Seismic datasets are often spatially undersampled in 3D exploration. Trace interpolation, a well-known solution to this sampling deficiency, is often used to generate unrecorded traces from a spatially undersampled dataset. One interpolation method used routinely for this task is the so-called f-x domain prediction filter interpolation method. This method operates on 2D seismic data to interpolate spatially aliased events. For 3D data, it is possible to extend the method to the f-x-y domain. F-x-y prediction filters operate in the frequency space domain where for each frequency plane a two-dimensional prediction filter is computed. The 2-D filter can be computed by either 1) solving for a quadrant filter and then placing its conjugate flipped version opposite itself, this is called a pseudo-noncausal filter; or 2) solving for all the prediction coefficients in a single operation, this is called a non-causal filter.
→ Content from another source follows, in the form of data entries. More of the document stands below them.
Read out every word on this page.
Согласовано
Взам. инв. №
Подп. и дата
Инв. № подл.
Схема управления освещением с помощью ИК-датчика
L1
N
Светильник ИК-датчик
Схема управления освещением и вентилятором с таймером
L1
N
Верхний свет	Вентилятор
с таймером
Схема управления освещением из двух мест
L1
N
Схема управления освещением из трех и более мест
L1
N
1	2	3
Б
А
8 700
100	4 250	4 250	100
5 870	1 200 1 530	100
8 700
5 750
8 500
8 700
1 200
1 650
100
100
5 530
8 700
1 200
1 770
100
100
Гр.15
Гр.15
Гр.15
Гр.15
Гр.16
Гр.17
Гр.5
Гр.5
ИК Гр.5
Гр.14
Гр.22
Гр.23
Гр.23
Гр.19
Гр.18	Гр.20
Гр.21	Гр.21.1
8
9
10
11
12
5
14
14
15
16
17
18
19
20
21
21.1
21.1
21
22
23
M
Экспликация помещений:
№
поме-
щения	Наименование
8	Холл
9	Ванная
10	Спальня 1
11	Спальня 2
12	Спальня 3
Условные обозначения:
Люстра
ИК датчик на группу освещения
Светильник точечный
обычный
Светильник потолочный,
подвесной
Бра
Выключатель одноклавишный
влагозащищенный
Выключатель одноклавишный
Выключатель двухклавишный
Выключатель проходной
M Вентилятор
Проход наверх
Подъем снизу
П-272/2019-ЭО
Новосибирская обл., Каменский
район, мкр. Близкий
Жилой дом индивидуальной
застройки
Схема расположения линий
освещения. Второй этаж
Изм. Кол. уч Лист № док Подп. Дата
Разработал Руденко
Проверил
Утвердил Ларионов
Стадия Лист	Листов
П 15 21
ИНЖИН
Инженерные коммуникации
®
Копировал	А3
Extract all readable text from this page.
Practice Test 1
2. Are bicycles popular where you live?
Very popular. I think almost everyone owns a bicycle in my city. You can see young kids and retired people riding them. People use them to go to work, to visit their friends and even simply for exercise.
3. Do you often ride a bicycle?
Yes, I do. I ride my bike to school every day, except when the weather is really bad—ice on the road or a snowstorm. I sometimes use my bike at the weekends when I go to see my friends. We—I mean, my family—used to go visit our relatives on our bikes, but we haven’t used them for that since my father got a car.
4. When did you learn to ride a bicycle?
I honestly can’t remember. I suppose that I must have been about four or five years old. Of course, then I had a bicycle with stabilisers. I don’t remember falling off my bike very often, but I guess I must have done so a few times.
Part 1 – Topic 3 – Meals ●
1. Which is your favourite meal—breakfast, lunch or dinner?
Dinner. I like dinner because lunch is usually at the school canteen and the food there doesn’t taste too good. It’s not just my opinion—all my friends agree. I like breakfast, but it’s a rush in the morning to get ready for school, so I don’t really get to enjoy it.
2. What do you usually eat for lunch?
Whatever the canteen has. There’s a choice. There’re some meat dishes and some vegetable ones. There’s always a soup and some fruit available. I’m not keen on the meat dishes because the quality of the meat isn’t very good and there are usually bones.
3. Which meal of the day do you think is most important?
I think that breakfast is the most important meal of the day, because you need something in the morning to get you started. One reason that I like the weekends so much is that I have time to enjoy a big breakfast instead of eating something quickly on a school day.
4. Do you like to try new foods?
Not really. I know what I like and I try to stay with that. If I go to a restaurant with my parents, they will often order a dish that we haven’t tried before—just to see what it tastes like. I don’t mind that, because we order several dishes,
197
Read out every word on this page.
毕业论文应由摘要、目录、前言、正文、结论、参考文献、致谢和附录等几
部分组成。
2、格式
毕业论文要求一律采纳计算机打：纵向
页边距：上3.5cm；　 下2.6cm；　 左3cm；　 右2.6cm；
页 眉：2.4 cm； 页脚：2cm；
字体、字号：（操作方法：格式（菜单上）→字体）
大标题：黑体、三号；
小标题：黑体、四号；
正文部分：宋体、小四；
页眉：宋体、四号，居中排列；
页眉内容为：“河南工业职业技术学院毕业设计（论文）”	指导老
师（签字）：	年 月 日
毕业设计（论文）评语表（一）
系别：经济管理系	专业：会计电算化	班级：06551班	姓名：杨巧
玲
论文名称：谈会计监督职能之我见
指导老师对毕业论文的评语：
While pseudo-noncausal filters are commonly used in trace interpolation methods, their non-causal counterparts can offer some significant advantages, namely, they are more centre-loaded, less sensitive to the size of window used in their derivation and better in handling amplitude variation. In this paper we show how the technique of 2-D trace interpolation can be extended to 3-D trace interpolation. In addition, we demonstrate the benefits of using noncausal prediction filters over their pseudo non-causal counterparts through their applications on synthetic and field data.